[278] Quoted in Die Naturgemässe Diät: die Diät der Zukunft, von Theodor Hahn, Cöthen, 1859. For the substance of biographical notice prefixed to this article we are again indebted to the kindness of Herr Emil Weilshäuser, of Oppeln.

[279] Das Menschendasein in seinen Weltewigen Zügen und Zeichen. Von Bogumil Goltz. Frankfurt.

[280] Compare the remarks of Jean Paul Richter (1763–1825), in his treatise on Education, Levana, in which he, too, in scarcely less emphatic language, protests against the general neglect of this department of morals. Among other references to the subject, the celebrated novelist thus writes: “Love is the second hemisphere of the moral heaven. Yet is the sacred being of love little established. Love is an inborn but differently distributed force and blood-heat of the heart (blutwärme des herzens). There are cold and warm-blooded souls, as there are animals. As for the child, so for the lower animal, love is, in fact, an essential impulse; and this central fire often, in the form of compassion, pierces its earth-crust, but not in every case.... The child (under proper education) learns to regard all animal life as sacred—in brief, they impart to him the feeling of a Hindu in place of the heart of a Cartesian philosopher. There is here a question of something more even than compassion for other animals; but this also is in question. Why is it that it has so long been observed that the cruelty of the child to the lower animals presages cruelty to men, just as the Old-Testament sacrifice of animals preshadowed that of the sacrifice of a man? It is for himself only the undeveloped man can experience pains and sufferings, which speak to him with the native tones of his own experience. Consequently, the inarticulate cry of the tortured animal comes to him just as some strange, amusing sound of the air; and yet he sees there life, conscious movement, both which distinguish them from the inanimate substances. Thus he sins against his own life, whilst he sunders it from the rest, as though it were a piece of machinery. Let life be to him [the child] sacred (heilig), even that which may be destitute of reason; and, in fact, does the child know any other? Or, because the heart beats under bristles, feathers, or wings, is it, therefore, to be of no account?”
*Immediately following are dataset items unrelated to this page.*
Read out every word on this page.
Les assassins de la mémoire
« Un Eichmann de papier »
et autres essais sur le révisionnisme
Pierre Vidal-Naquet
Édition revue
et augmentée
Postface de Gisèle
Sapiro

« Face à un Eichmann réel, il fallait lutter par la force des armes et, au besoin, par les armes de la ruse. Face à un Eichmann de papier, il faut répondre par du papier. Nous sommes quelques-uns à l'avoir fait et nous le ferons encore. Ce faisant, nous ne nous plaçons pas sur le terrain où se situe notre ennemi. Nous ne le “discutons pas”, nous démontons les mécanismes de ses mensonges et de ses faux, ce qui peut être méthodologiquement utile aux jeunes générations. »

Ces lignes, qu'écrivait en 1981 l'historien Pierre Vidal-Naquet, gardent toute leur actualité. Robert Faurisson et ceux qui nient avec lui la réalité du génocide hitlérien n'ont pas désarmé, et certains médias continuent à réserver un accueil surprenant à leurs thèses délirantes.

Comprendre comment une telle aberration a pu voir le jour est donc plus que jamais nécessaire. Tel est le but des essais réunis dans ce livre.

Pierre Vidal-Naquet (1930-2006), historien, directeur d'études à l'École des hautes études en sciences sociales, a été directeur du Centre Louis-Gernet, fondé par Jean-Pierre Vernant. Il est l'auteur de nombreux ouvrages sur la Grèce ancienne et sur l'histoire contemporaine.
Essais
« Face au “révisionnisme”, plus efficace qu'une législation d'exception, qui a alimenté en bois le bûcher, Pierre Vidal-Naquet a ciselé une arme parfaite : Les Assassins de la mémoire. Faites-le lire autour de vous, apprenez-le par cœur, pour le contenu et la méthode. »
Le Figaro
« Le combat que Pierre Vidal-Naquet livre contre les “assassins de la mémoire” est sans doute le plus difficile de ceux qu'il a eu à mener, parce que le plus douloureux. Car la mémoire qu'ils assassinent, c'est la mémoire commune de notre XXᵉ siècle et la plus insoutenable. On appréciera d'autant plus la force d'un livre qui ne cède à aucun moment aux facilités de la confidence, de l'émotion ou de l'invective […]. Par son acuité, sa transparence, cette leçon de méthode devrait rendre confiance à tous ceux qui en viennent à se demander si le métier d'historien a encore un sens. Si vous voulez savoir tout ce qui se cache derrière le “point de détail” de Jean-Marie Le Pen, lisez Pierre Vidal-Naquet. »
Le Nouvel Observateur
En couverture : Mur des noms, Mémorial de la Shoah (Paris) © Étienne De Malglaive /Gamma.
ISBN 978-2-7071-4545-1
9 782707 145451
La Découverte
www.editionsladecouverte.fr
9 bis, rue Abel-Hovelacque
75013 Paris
[281] See a pamphlet upon this subject by Dr. V. Gützlaff—Schopenhauer ueber die Thiere und den Thierschutz: Ein Beitrag zur ethischen Seite der Vivisectionsfrage. Berlin, 1879.

[282] Le Fondement de La Morale, par Arthur Schopenhauer, traduit de l’Allemand par A. Burdeau. Paris, Baillière et Cie, 1879.

[283] Quoted in Die Naturgemässe Diät, die Diät der Zukunft, von Theodor Hahn, 1859. We may note here that Moleschott, the eminent Dutch physiologist, and a younger contemporary of Liebig, alike with the distinguished German Chemist and with the French zoologist, Buffon, is chargeable with a strange inconsistency in choosing his place among the apologists of kreophagy, in spite of his conviction that “the legumes are superior to flesh-meat in abundance of solid constituents which they contain; and, while the amount of albuminous substances may surpass that in flesh-meat by one-half, the constituents of fat and the salts are also present in a greater abundance.” (See Die Naturgemässe Diät, von Theodor Hahn, 1859). But, in fact, it is only too obvious why at present the large majority of Scientists, while often fully admitting the virtues, or even the superiority of the purer diet, yet after all enrol themselves on the orthodox side. Either they are altogether indifferent to humane teaching, or they want the courage of their convictions to proclaim the Truth.

[284] Among English philosophic writers, the arguments and warnings (published in the Dietetic Reformer during the past fifteen years) of the present head of the Society for the promotion of Dietary Reform in this country, Professor Newman, in regard to National Economy and to the enormous evils, present and prospective, arising from the prevalent insensibility to this aspect of National Reform are at once the most forcible and the most earnest. It would be well if our public men, and all who are in place and power, would give the most earnest heed to them. But this, unhappily, under the present prevailing political and social conditions, experience teaches to be almost a vain expectation.

[285] Μήλοισι Grævius, the famous German Scholar of the 17th century, maintains to mean here Fruits, not “Flocks,” according to the vulgar interpretation, and the translation of Grævius, it will be allowed, is at least more consistent with the context than is the latter. It must be added that the whole verse bracketed is of doubtful genuineness.

[286] This remarkable passage, it is highly interesting to note, is the earliest indication of the idea of “guardian angels,” which afterwards was developed in the Platonic philosophy; and which, considerably modified by Jewish belief, derived from the Persian theology, finally took form in the Christian creed. Compare the beautiful idea of guardian angels, or spirits in the Prologue of the Shipwreck of Plautus.

[287] See Poetæ Minores Græci ... Aliisque Accessionibus Aucta. Edited by Thomas Gaisford. Vol. III. Lipsiæ, 1823.